The girl’s still watching me, still breathing heavy. But she ain’t running and she ain’t flinching and then so you can hardly tell at all she’s turning her upper arm towards me a little bit so I can reach the cut.

“Todd?” Manchee barks again.

“Shush,” I say, not wanting to scare the girl any more. Being this close to her silence is like my heart breaking all over the place. I can feel it, like it’s pulling me down into a bottomless pit, like it’s calling for me to just fall and fall and fall.

But I keep my nerve, I do. I keep it and I press the styptic pad on her arm, rubbing the cut, which is pretty deep, till it closes a bit and stops bleeding.

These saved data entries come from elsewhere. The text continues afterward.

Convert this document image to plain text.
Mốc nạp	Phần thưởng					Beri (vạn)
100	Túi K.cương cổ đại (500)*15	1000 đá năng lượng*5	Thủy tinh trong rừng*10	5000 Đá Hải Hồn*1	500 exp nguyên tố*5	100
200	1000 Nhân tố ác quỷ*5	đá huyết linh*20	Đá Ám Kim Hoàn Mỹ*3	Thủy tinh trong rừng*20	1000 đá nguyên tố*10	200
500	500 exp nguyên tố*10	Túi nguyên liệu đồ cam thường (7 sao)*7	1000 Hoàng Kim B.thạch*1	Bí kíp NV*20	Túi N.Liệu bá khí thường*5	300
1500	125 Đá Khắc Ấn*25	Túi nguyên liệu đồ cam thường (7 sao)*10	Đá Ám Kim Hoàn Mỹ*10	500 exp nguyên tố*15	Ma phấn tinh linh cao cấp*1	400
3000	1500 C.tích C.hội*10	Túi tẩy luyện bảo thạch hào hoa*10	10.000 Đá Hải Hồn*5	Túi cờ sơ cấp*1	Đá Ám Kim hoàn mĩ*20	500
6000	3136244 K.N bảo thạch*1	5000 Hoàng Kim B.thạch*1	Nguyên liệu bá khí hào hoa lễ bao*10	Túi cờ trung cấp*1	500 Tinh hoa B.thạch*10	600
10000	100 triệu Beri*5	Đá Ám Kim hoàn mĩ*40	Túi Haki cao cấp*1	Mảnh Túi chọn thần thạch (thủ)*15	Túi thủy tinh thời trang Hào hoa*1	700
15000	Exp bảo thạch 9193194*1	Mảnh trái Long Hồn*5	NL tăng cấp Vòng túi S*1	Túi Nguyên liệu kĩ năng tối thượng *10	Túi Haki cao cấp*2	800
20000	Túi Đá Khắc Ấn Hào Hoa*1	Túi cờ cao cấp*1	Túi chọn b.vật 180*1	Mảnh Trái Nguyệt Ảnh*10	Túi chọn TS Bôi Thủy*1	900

“Ya gotta be careful,” I say. “That ain’t a permanent heal. You gotta be careful with it till yer body heals the rest, okay?”

And all she does is look at me.

“Okay,” I say, to myself as much as anyone cuz now that that’s done, what’s next?

“Todd?” Manchee barks. “Todd?”

“And no more sticks, all right?” I say to the girl. “No more hitting me.”

“Todd?” Manchee again.

“And obviously my name’s Todd.”

And there, just there, just there in the fading light, is there a little beginning of a start of a smile? Is there?

“Can you . . . ?” I say, looking as deep into her eyes as the pressure in my chest allows. “Can you understand me?”

“Todd,” Manchee’s barking picks up a notch.

I turn to him. “What?”

“Todd! TODD!!!”

And then we can all hear it. Pounding thru the bushes and branches breaking and running footsteps and Noise and Noise and oh, crap, Noise.

“Get up,” I say to the girl. “Get up! Now!”

I grab my rucksack and put it on and the girl’s looking terrified but in a not-helpful paralysed way and I shout “Come on!” to her again and I grab her arm, not thinking about the cut now, and I try to lift her to her feet but all of a sudden it’s too late and there’s a yell and a roar and a sound like whole trees falling down and me and the girl can only both turn to look and it’s Aaron and he’s mad and he’s messed-up and he’s coming right for us.